DAMASCO – Per anni grandi cartelloni per celebrare la decennale alleanza tra la Siria e l’Iran sono stati ovunque nella capitale siriana, con manifesti perfino sui taxi, recanti le immagini del presidente siriano Bashar al-Assad e di quello iraniano Mahmud Ahmadinejad ricamate con rose e narcisi. Ma quell’alleanza sta ora attraversando tempi duri, e Ahmadinejad è diventato il più recente, e probabilmente inaspettato, leader mondiale che ha sollecitato Assad a por fine alla violenta repressione contro i siriani che da mesi stanno sfidando, con gravi spargimenti di sangue, il suo dittatoriale regime.
Quando fiorì la Primavera Araba, capovolgendo l’ordine regionale, sembrò che il vero vincitore fosse l’Iran: il suo avversario regionale, il presidente egiziano Hosni Mubarak era stato destituito e il suo più importante alleato, la Siria, imbaldanzita. Ma non c’è voluto molto prima che la Primavera Araba arrivasse anche in Siria, e adesso, mentre i soldati di Assad continuano ad ammazzare inermi dimostranti, l’Iran vede la sua vittoria evaporare su due fronti: la sua immagine di guardiano della resistenza araba è stata infranta, e il suo più importante e strategico alleato nella regione rischia di fare la fine di Mubarak.
Anche se è stato accusato di fornire armi e aiuti finanziari ad Assad per sostenere la sua repressione, l’Iran ha notevolmente aumentato le sollecitazioni affichè Assad ponga fine alle violenze e avvii riforme del suo sistema politico, con lo scopo di riaggiustare la sua immagine e, se possibile, in qualche modo riabilitarlo.
”I Paesi della regione possono aiutare il popolo e il governo siriano nell’applicare riforme essenziali e nel risolvere i loro problemi”, ha detto Ahmadinejad in una intervista a Teheran postata sul suo sito ufficiale.

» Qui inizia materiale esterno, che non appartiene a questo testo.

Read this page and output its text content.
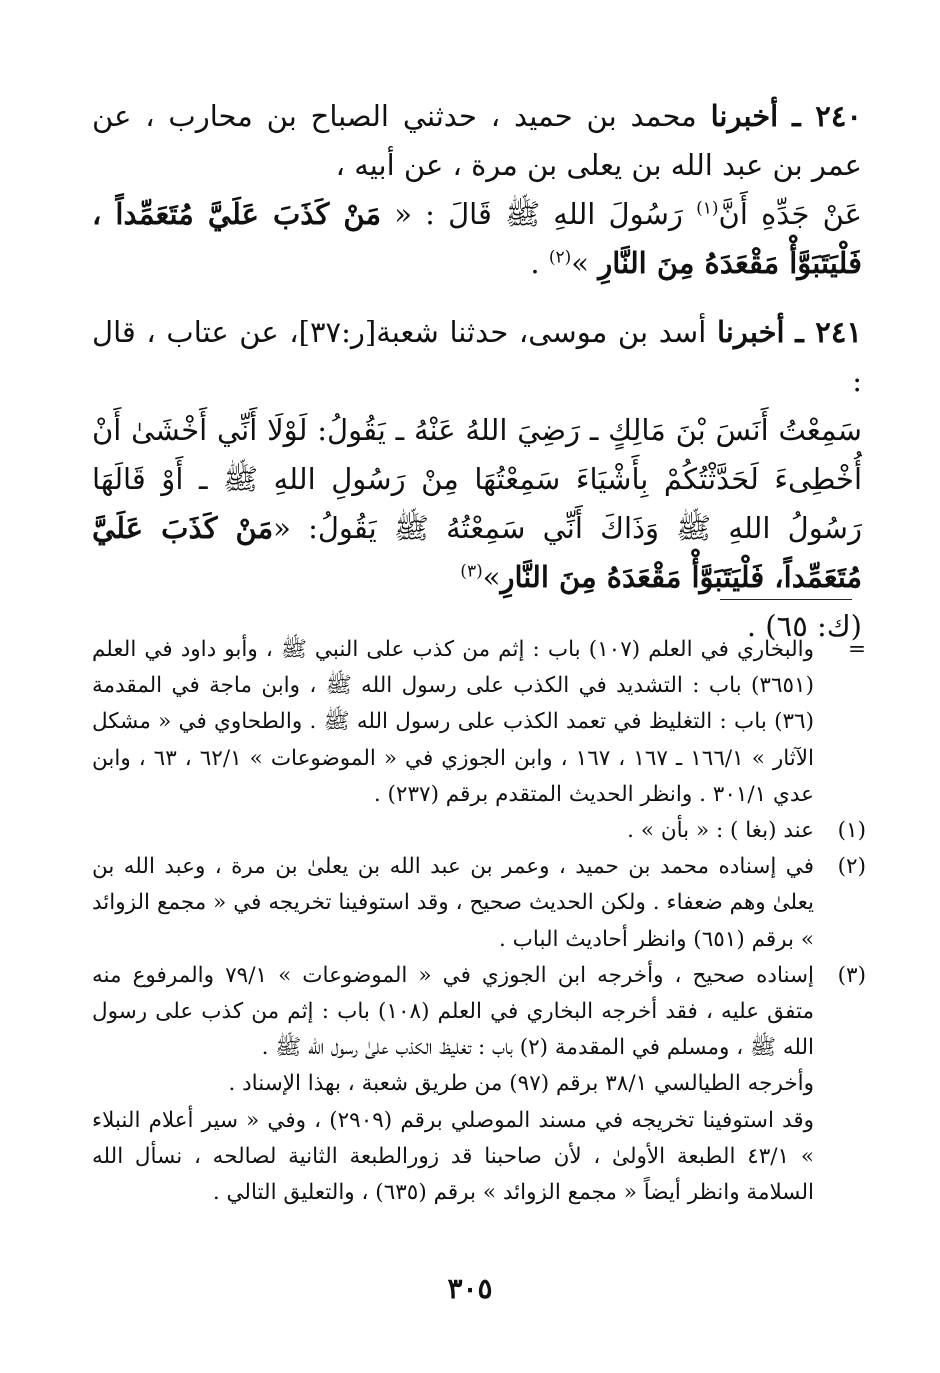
٢٤٠ ـ أخبرنا محمد بن حميد ، حدثني الصباح بن محارب ، عن عمر بن عبد الله بن يعلى بن مرة ، عن أبيه ،

عَنْ جَدِّهِ أَنَّ$^{(١)}$ رَسُولَ اللهِ ﷺ قَالَ : « مَنْ كَذَبَ عَلَيَّ مُتَعَمِّداً ، فَلْيَتَبَوَّأْ مَقْعَدَهُ مِنَ النَّارِ »$^{(٢)}$ .

٢٤١ ـ أخبرنا أسد بن موسى، حدثنا شعبة[ر:٣٧]، عن عتاب ، قال :

سَمِعْتُ أَنَسَ بْنَ مَالِكٍ ـ رَضِيَ اللهُ عَنْهُ ـ يَقُولُ: لَوْلَا أَنِّي أَخْشَىٰ أَنْ أُخْطِىءَ لَحَدَّثْتُكُمْ بِأَشْيَاءَ سَمِعْتُهَا مِنْ رَسُولِ اللهِ ﷺ ـ أَوْ قَالَهَا رَسُولُ اللهِ ﷺ وَذَاكَ أَنِّي سَمِعْتُهُ ﷺ يَقُولُ: «مَنْ كَذَبَ عَلَيَّ مُتَعَمِّداً، فَلْيَتَبَوَّأْ مَقْعَدَهُ مِنَ النَّارِ»$^{(٣)}$

(ك: ٦٥) .

=
والبخاري في العلم (١٠٧) باب : إثم من كذب على النبي ﷺ ، وأبو داود في العلم (٣٦٥١) باب : التشديد في الكذب على رسول الله ﷺ ، وابن ماجة في المقدمة (٣٦) باب : التغليظ في تعمد الكذب على رسول الله ﷺ . والطحاوي في « مشكل الآثار » ١٦٦/١ ـ ١٦٧ ، ١٦٧ ، وابن الجوزي في « الموضوعات » ٦٢/١ ، ٦٣ ، وابن عدي ٣٠١/١ . وانظر الحديث المتقدم برقم (٢٣٧) .
(١)
عند (بغا ) : « بأن » .
(٢)
في إسناده محمد بن حميد ، وعمر بن عبد الله بن يعلىٰ بن مرة ، وعبد الله بن يعلىٰ وهم ضعفاء . ولكن الحديث صحيح ، وقد استوفينا تخريجه في « مجمع الزوائد » برقم (٦٥١) وانظر أحاديث الباب .
(٣)
إسناده صحيح ، وأخرجه ابن الجوزي في « الموضوعات » ٧٩/١ والمرفوع منه متفق عليه ، فقد أخرجه البخاري في العلم (١٠٨) باب : إثم من كذب على رسول الله ﷺ ، ومسلم في المقدمة (٢) باب : تغليظ الكذب علىٰ رسول الله ﷺ .
وأخرجه الطيالسي ٣٨/١ برقم (٩٧) من طريق شعبة ، بهذا الإسناد .
وقد استوفينا تخريجه في مسند الموصلي برقم (٢٩٠٩) ، وفي « سير أعلام النبلاء » ٤٣/١ الطبعة الأولىٰ ، لأن صاحبنا قد زورالطبعة الثانية لصالحه ، نسأل الله السلامة وانظر أيضاً « مجمع الزوائد » برقم (٦٣٥) ، والتعليق التالي .
٣٠٥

Altre notizie sull’intervista raccolte da una televisione portoghese lo hanno citato in questi termini: ”Una soluzione militare non è mai la soluzione giusta”, un’affermazione alquanto ironica da da parte di un uomo la cui discutibile rielezione nel 2009 scatenò una protesta popolare repressa con brutalità .
La caduta del governo Assad sarebbe un grave colpo per l’Iran a maggioranza sciita, tagliando il ponte con il suo principale alleato nel mondo arabo e al contempo rafforzando i suoi principali rivali regionali, l’Arabia Saudita e la Turchia, entrambi a maggioranza sunnita. L’Iran perderebbe anche la possibilità di fornire armi agli Hezbollah in Libano, ulteriormente indebolendo la sua ambizione di essere la principale potenza regionale dal Pakistan al Medio Oriente.